米・バイデン政権 パレスチナへの支援再開 約260億円を拠出へ

アメリカのバイデン政権は、前政権が凍結していた中東のパレスチナへの支援を再開し日本円にしておよそ260億円を拠出すると表明しました。前政権の方針を転換しパレスチナとの関係の修復を目指す姿勢を明確にした形です。

パレスチナへの支援をめぐっては、イスラエルとの関係を重視したトランプ前政権が2018年にUNRWA=国連パレスチナ難民救済事業機関に対する拠出金を凍結し現地での活動の一部が停止に追い込まれるなど影響が広がっていました。

こうした中、ブリンケン国務長官は7日、声明でパレスチナへの支援の再開を表明しました。

具体的には、
▽UNRWAを通じた人道支援に1億5000万ドルを提供するほか、
▽ヨルダン川西岸とガザ地区の経済開発援助に7500万ドルを支援するなど、
合わせて2億3500万ドル、日本円にしておよそ260億円を拠出するとしています。

声明の中でブリンケン長官は「パレスチナの人々に対する支援はアメリカの重要な国益と価値に資するものだ」と指摘したうえで、イスラエルと将来のパレスチナ国家が共存する「2国家共存」の実現を通じた解決にもつながると強調しています。

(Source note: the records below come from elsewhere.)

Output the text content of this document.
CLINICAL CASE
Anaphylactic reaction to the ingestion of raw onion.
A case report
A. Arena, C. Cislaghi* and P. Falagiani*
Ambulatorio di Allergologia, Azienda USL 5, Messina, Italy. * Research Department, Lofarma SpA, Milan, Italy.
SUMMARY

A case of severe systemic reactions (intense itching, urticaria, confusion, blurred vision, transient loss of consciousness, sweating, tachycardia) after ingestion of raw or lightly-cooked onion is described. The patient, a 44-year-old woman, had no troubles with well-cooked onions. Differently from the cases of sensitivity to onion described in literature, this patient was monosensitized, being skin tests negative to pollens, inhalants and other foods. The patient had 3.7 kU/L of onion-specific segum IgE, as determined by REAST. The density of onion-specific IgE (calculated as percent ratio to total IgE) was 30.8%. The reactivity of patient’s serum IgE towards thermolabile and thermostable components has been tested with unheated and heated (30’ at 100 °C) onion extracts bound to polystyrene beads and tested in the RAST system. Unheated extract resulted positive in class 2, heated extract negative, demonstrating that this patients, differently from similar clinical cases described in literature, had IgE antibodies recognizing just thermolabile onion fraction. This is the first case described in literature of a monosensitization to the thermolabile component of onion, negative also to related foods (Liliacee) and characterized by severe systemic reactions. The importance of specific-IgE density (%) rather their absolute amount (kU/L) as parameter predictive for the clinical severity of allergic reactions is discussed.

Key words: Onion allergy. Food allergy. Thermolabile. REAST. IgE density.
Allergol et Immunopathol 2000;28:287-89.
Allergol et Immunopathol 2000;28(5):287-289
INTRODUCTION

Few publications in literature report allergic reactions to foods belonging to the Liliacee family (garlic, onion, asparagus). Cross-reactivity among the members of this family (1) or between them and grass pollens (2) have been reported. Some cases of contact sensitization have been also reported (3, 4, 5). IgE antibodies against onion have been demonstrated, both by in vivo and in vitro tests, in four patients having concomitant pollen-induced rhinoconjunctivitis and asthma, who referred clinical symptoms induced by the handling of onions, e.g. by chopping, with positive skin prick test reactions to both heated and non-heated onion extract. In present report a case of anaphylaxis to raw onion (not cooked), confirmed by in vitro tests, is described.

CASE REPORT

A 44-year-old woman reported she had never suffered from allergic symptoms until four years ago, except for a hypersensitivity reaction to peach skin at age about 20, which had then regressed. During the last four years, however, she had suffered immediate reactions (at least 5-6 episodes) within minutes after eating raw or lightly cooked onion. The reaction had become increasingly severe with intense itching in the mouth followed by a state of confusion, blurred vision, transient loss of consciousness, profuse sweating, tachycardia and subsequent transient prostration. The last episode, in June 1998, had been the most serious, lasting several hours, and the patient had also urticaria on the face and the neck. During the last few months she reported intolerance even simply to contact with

バイデン大統領は選挙期間中からパレスチナへの支援を再開する方針を表明していて、前政権の政策を転換しパレスチナとの関係の修復を目指す姿勢を明確にした形です。

パレスチナ暫定自治政府「支援再開を歓迎」

パレスチナ暫定自治政府のシュタイエ首相はツイッターで「支援再開を歓迎するとともに、アメリカ政府が国際法や国連決議に基づいてパレスチナ人の権利や願いにかなう新たな政治的道筋を作るよう求めていきたい」とコメントしました。

UNRWA 最大限の歓迎の意

UNRWAのフィリップ・ラザリーニ事務局長は声明で「アメリカはパレスチナ難民をUNRWAとともに支えてきた歴史的なパートナーだ。アメリカと再びパートナーになれること以上の喜びはない」として最大限の歓迎の意を表しました。

さらにラザリーニ事務局長は「数百万人のパレスチナ難民の安全と健康を守るために取り組んでいる機関はUNRWA以外にない。新型コロナウイルスの困難に直面している極めて重要な時期にアメリカの支援がやってくる」と述べて、アメリカの支援再開をきっかけに国際社会の援助が広がることに期待を示しました。